Guinée/Culture: Bantama Sow tient à la vulgarisation du Droit d’Auteur

Le ministre de la Culture, des Sports et du Patrimoine historique, a présidé ce mardi 24 septembre 2019, l’ouverture de la Journée Africaine du Droit d’Auteur et de Gestion Collective ( JADG). Dans son intervention, Sanoussy Bantama Sow a promis de tout faire, pour que l’artiste guinéen mérite de son salaire d’auteur.

La vulgarisation de la nouvelle loi pourtant protection de la propriété littéraire et artistique, reste au cœur des débats au compte de la deuxième édition d’un atelier ouvert à Conakry pour deux jours.

C’est une initiative du Bureau Guinéen du Droit d’Auteur ( BGDA), une direction chargée à la veille et protection de tout ce qui est productions littéraires et artistiques.

« La Guinée a promulgué la loi 043 APNCP80, du 09 août 1980 portant protection des droits d’auteurs et ceux voisins.
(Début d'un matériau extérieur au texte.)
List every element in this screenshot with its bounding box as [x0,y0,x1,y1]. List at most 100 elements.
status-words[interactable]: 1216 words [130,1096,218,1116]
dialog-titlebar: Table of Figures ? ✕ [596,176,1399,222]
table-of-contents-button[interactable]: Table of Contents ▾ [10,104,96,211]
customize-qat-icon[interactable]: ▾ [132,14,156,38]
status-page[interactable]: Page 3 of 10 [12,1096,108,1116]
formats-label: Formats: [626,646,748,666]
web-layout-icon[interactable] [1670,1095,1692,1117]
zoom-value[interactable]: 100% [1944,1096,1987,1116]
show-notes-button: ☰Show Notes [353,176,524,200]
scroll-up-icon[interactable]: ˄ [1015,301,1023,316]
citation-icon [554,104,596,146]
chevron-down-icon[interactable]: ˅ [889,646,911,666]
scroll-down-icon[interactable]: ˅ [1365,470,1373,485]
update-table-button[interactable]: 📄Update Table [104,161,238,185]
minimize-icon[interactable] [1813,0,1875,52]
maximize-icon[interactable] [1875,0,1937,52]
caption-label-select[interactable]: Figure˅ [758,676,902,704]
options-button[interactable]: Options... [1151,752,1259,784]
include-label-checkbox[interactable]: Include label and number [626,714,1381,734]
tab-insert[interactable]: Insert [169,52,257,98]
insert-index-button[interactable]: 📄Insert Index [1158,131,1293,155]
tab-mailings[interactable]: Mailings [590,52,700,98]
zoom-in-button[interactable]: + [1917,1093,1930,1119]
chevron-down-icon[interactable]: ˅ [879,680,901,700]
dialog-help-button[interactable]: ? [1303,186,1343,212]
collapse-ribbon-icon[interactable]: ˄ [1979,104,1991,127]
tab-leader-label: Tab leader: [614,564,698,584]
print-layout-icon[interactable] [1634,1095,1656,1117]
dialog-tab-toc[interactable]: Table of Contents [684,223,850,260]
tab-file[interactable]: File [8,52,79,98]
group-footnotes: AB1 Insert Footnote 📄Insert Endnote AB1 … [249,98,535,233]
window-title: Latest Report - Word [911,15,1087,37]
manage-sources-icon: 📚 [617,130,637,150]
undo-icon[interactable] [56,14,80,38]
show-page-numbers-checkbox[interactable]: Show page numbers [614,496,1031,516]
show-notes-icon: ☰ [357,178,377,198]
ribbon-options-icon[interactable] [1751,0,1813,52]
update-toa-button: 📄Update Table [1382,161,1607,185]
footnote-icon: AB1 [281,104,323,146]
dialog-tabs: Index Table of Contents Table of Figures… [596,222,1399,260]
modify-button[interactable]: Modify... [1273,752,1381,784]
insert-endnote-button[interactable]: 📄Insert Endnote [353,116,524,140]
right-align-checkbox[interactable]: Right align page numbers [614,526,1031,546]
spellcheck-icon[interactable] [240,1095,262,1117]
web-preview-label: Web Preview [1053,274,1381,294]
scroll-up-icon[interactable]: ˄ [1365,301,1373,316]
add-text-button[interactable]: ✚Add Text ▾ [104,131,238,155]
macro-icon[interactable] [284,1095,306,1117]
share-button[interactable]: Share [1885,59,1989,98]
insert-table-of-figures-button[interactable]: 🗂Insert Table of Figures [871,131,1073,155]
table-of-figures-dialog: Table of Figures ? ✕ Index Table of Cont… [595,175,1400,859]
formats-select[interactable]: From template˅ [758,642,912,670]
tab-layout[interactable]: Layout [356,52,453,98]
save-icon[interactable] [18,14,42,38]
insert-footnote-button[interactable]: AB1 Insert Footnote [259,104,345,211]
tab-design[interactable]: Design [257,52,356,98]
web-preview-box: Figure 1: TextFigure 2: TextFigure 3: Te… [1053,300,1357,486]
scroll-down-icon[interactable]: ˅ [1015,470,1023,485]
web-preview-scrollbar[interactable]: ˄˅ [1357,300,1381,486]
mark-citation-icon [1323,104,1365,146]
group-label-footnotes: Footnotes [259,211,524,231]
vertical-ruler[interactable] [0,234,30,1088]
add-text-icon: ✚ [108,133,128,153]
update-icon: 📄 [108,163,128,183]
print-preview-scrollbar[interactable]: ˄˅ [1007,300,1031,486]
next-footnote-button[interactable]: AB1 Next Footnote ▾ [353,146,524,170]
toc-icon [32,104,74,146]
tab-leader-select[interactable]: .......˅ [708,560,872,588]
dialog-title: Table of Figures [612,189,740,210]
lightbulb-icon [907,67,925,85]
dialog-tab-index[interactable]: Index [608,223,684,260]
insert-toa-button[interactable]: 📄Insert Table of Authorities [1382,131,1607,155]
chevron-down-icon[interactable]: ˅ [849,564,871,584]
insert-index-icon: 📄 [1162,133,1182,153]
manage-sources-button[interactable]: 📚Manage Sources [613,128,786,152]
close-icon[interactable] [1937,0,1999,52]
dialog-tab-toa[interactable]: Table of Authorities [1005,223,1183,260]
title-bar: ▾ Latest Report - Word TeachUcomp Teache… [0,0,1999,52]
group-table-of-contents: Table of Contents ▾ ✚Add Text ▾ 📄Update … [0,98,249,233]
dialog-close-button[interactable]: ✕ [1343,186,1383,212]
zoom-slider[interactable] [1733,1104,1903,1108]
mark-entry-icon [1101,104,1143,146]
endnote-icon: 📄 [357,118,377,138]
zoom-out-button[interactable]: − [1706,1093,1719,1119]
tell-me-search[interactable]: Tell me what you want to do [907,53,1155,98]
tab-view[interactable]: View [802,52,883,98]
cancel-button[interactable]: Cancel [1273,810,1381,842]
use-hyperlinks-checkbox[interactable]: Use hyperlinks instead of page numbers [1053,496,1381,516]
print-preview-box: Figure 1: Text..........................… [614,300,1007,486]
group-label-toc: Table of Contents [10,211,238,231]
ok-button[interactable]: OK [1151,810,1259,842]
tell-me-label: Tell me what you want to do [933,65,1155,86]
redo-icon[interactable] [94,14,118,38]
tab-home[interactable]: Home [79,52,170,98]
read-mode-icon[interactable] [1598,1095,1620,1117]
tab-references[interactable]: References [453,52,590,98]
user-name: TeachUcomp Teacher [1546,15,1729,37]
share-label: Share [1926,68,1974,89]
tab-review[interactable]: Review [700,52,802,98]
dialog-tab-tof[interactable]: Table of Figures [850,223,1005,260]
Avec l’avènement de la nouvelle technologie de communication et ces corrolaires liées au commerce électronique, l’auteur n’a plus le contrôle sur des diverses utilisations faite de ses œuvres. C’est pourquoi il faut réviser les lois nationales, en les adaptant aux exigences des nouveaux instruments juridiques internationaux, auxquels la Guinée est partie» a déclaré le ministre Bantama.


Avant d’aller au terme de son discours, le ministre a rassuré aux artistes guinéens que son département fera tout pour signer ces textes pour que le droit d’auteur soit une réalité en Guinée.

Pendant ces deux journées d’échanges, les débats selon Abass Bangoura, Directeur général du BGDA seront orientés sur la non applicabilité des textes en termes de droits d’auteur, liés à la production littéraire et artistiques.

Il s’agira également dit-il, d’expliquer aux participants, les contenues de cette nouvelle loi, issue de l’ancienne qui date de 1989 et qui ne prenait pas en compte les nouveaux droits d’auteurs.

Les artistes de ce pays, doivent selon l’artiste Sékouba Kandja, se nourrir de leurs arts et de ses œuvres.
C’est pourquoi il s’est dit fier du fait que l’État a pu reconnaître ce que font les artistes dans la généralité, et estime que leurs droits seront respectés à la différence des temps passés.